Die Ergebnisse der Landtagswahlen im Osten bedeuten eine tiefe Erschütterung der politischen Verhältnisse in Deutschland. Was wochenlang befürchtet worden war, trat vor allem in Thüringen am Sonntag ein. Die AfD geht als Wahlsiegerin aus der Abstimmung hervor. Dabei sorgt vor allem eine Wählergruppe bei demokratischen Kräften für graue Haare.
Ausgerechnet die Jüngsten pilgerten massenhaft zu der gesichert rechtsextremen Partei. Die Generation, die einst stark mit den Grünen, mit progressiven Ideen und Inklusion in Verbindung gebracht wurden, bildet an der Urne mittlerweile den harten Kern der radikalen Ränder. Das hat mehrere Gründe – doch eine Lösung ist offenbar weit entfernt.
Den gewaltigen Anstieg an Jungwähler:innen für die AfD bezeichnet Wahlforscher Thorsten Faas von der Freien Universität Berlin als "besorgniserregend". Bis auf 36 Prozent kletterte die Zustimmung für den wahrscheinlich radikalsten Landesverband der AfD in Thüringen bei den unter 30-Jährigen. Die Wahl markiere deshalb einen "tiefen Einschnitt" in der politischen Statik der Bundesrepublik.
Nach den Entwicklungen der vergangenen Jahre stellt die Migration der jungen Wähler:innen aber keine Überraschung mehr dar. Darauf weist Faas etwa mit Blick auf die Europawahl im vergangenen Juni auf watson-Anfrage hin: "Wir haben ja auch bei anderen früheren Wahlen schon erlebt, dass die AfD gerade bei jüngeren Wählern stark zugelegt hat."
Seiner Analyse zufolge ist das "Wahlverhalten junger Menschen insgesamt noch weniger festgelegt als bei Älteren." Insofern interpretiert Faas die Wahlergebnisse in Sachsen und Thüringen zunächst einmal als "Warnsignal". Es gebe aber "keinen Automatismus, dass sich das genauso auch für die Zukunft fortschreiben wird."

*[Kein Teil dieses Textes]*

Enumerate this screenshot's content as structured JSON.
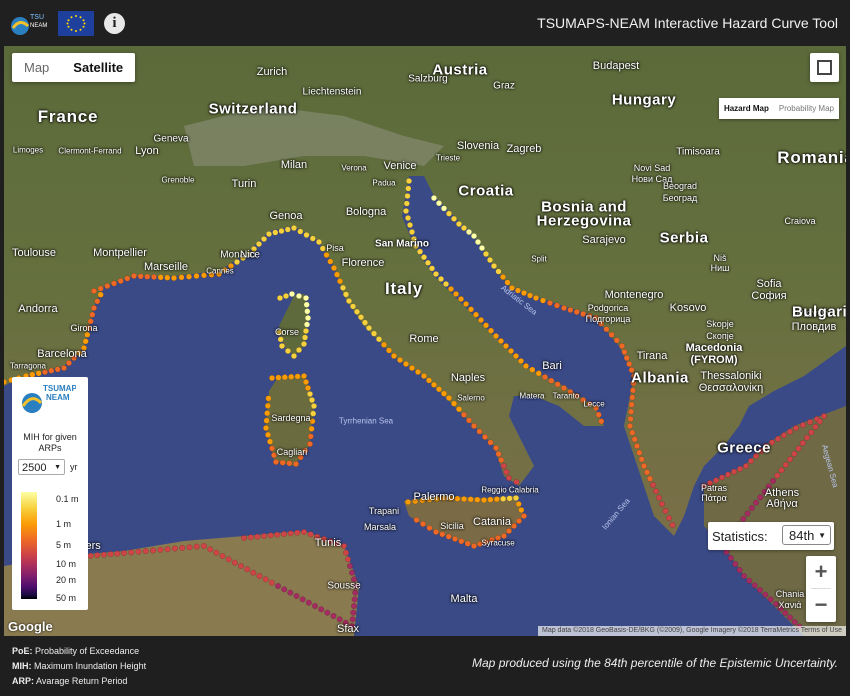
{
  "header": {
    "title": "TSUMAPS-NEAM Interactive Hazard Curve Tool",
    "info_symbol": "i"
  },
  "map_controls": {
    "map_label": "Map",
    "satellite_label": "Satellite",
    "hazard_label": "Hazard Map",
    "probability_label": "Probability Map",
    "zoom_in": "+",
    "zoom_out": "−"
  },
  "statistics": {
    "label": "Statistics:",
    "value": "84th"
  },
  "legend": {
    "logo_text": "TSUMAPS NEAM",
    "title": "MIH for given ARPs",
    "arp_value": "2500",
    "arp_unit": "yr",
    "ticks": [
      "0.1 m",
      "1 m",
      "5 m",
      "10 m",
      "20 m",
      "50 m"
    ]
  },
  "map_labels": {
    "countries": [
      "France",
      "Switzerland",
      "Austria",
      "Hungary",
      "Italy",
      "Bosnia and",
      "Herzegovina",
      "Serbia",
      "Croatia",
      "Romania",
      "Bulgaria",
      "Albania",
      "Greece",
      "Montenegro",
      "Kosovo",
      "Macedonia",
      "(FYROM)"
    ],
    "cities": [
      "Salzburg",
      "Zurich",
      "Liechtenstein",
      "Budapest",
      "Graz",
      "Geneva",
      "Lyon",
      "Clermont-Ferrand",
      "Limoges",
      "Grenoble",
      "Turin",
      "Milan",
      "Verona",
      "Venice",
      "Padua",
      "Trieste",
      "Slovenia",
      "Zagreb",
      "Novi Sad",
      "Нови Сад",
      "Timisoara",
      "Beograd",
      "Београд",
      "Genoa",
      "Bologna",
      "Pisa",
      "Florence",
      "San Marino",
      "Sarajevo",
      "Craiova",
      "Toulouse",
      "Montpellier",
      "Marseille",
      "Cannes",
      "Monaco",
      "Nice",
      "Split",
      "Niš",
      "Ниш",
      "Sofia",
      "София",
      "Plovdiv",
      "Пловдив",
      "Andorra",
      "Girona",
      "Corse",
      "Rome",
      "Podgorica",
      "Подгорица",
      "Skopje",
      "Скопје",
      "Barcelona",
      "Tarragona",
      "Naples",
      "Bari",
      "Tirana",
      "Thessaloniki",
      "Θεσσαλονίκη",
      "Sardegna",
      "Cagliari",
      "Salerno",
      "Matera",
      "Taranto",
      "Lecce",
      "Palermo",
      "Trapani",
      "Marsala",
      "Sicilia",
      "Catania",
      "Reggio Calabria",
      "Syracuse",
      "Malta",
      "Patras",
      "Πάτρα",
      "Athens",
      "Αθήνα",
      "Tunis",
      "Sousse",
      "Sfax",
      "Algiers",
      "Chania",
      "Χανιά"
    ],
    "seas": [
      "Adriatic Sea",
      "Tyrrhenian Sea",
      "Ionian Sea",
      "Aegean Sea"
    ]
  },
  "attribution": "Map data ©2018 GeoBasis-DE/BKG (©2009), Google Imagery ©2018 TerraMetrics  Terms of Use",
  "google": "Google",
  "footer": {
    "poe_abbr": "PoE:",
    "poe_text": "Probability of Exceedance",
    "mih_abbr": "MIH:",
    "mih_text": "Maximum Inundation Height",
    "arp_abbr": "ARP:",
    "arp_text": "Avarage Return Period",
    "note": "Map produced using the 84th percentile of the Epistemic Uncertainty."
  },
  "colors": {
    "water": "#3a4a86",
    "land": "#5d6b3b",
    "hazard_low": "#fcffa4",
    "hazard_high": "#000004"
  }
}
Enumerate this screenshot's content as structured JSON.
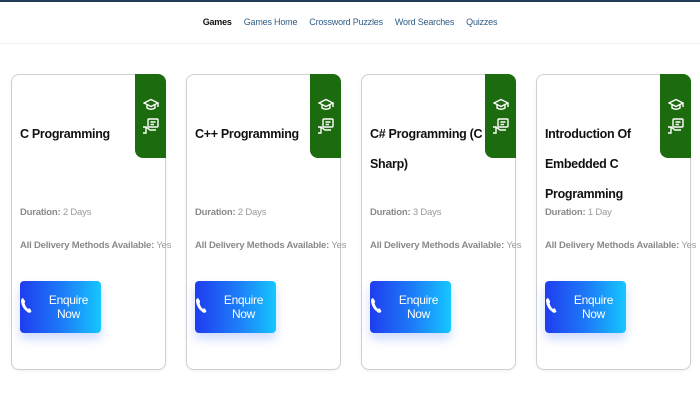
{
  "nav": {
    "items": [
      {
        "label": "Games",
        "active": true
      },
      {
        "label": "Games Home",
        "active": false
      },
      {
        "label": "Crossword Puzzles",
        "active": false
      },
      {
        "label": "Word Searches",
        "active": false
      },
      {
        "label": "Quizzes",
        "active": false
      }
    ]
  },
  "colors": {
    "badge": "#1d6b0f",
    "button_start": "#1e3df0",
    "button_end": "#15c7ff",
    "nav_link": "#2f5d86"
  },
  "icons": [
    "graduation-cap-icon",
    "certificate-hand-icon",
    "phone-icon"
  ],
  "labels": {
    "duration": "Duration:",
    "delivery": "All Delivery Methods Available:",
    "enquire": "Enquire Now"
  },
  "courses": [
    {
      "title": "C Programming",
      "duration": "2 Days",
      "delivery": "Yes"
    },
    {
      "title": "C++ Programming",
      "duration": "2 Days",
      "delivery": "Yes"
    },
    {
      "title": "C# Programming (C Sharp)",
      "duration": "3 Days",
      "delivery": "Yes"
    },
    {
      "title": "Introduction Of Embedded C Programming",
      "duration": "1 Day",
      "delivery": "Yes"
    }
  ]
}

Besorgt zeigte sich Sanem Kleff, die der NGO "Schule ohne Rassimus – Schule mit Courage" vorsteht, im Gespräch mit dem Online-Portal "Bildungsklick" im Hinblick auf die Jungwähler: "Wir erleben den größten Rechtsruck seit 1949. Die Demokratie ist in ihren Grundfesten erschüttert."
Sie beobachte gerade bei jungen Menschen eine gefährliche "Banalisierung sowie Normalisierung des Rechtsextremismus". Doch wie man frustrierte Jugendliche wieder in die Mitte der demokratischen Gesellschaft zurückholen kann, dafür hat nach Kleffs Ansicht "niemand Patentrezepte".
Viele junge Ostdeutsche, die sich für die AfD entschieden haben, fühlten sich abgehängt und von der Politik im Stich gelassen, erläuterte Axel Salheiser dem "Merkur". Der Soziologe vom Institut für Demokratie und Zivilgesellschaft in Jena beobachtet, dass die etablierten Parteien und "vermeintlichen Eliten, die hinter ihnen stehen, sich nicht mehr um sie kümmern."
Das bestätigt auch eine Untersuchung des Instituts für Generationenforschung. Der Erhebung der Augsburger Einrichtung zufolge glauben 41 Prozent der 16- bis 25-Jährigen, dass der Regierung einfache Menschen egal seien. Knapp ein Drittel stimmte der Aussage zu, dass die Regierung gegen die Bevölkerung arbeite.
Beobachten lässt sich das nach Salheisers Einschätzung an "Angstmacher-Themen wie die angebliche Überfremdung, die angebliche Einschränkung der Meinungsfreiheit und eine unsichere Zukunft". Vor allem in den sozialen Medien inszeniert sich die AfD dabei als Verteidigerin der kleinen Leute, etwa gegen die "Verbotspartei" Grüne oder gegen unkontrollierte Zuwanderung.
Zudem neigen junge Menschen laut Salheiser tendenziell dazu, "radikaler" zu wählen. Ein Grund dafür sei, dass sie im Vergleich mit älteren Generationen den "größten Drang nach Konsumchancen und Freiheit" hätten. Auf Einschränkungen, wie sie etwa in der Corona-Pandemie oder im Zuge des Klimawandels auftraten, reagierten junge Wähler:innen daher "empfindlich".
So begründe sich auch der Erfolg des BSW bei den unter 24-Jährigen, das aus dem Stand in Sachsen und Thüringen auf ein zweistelliges Ergebnis sprang. "Im BSW finden sie im wahrsten Sinne etwas Neues, eine Alternative ohne Rechtsextremismus."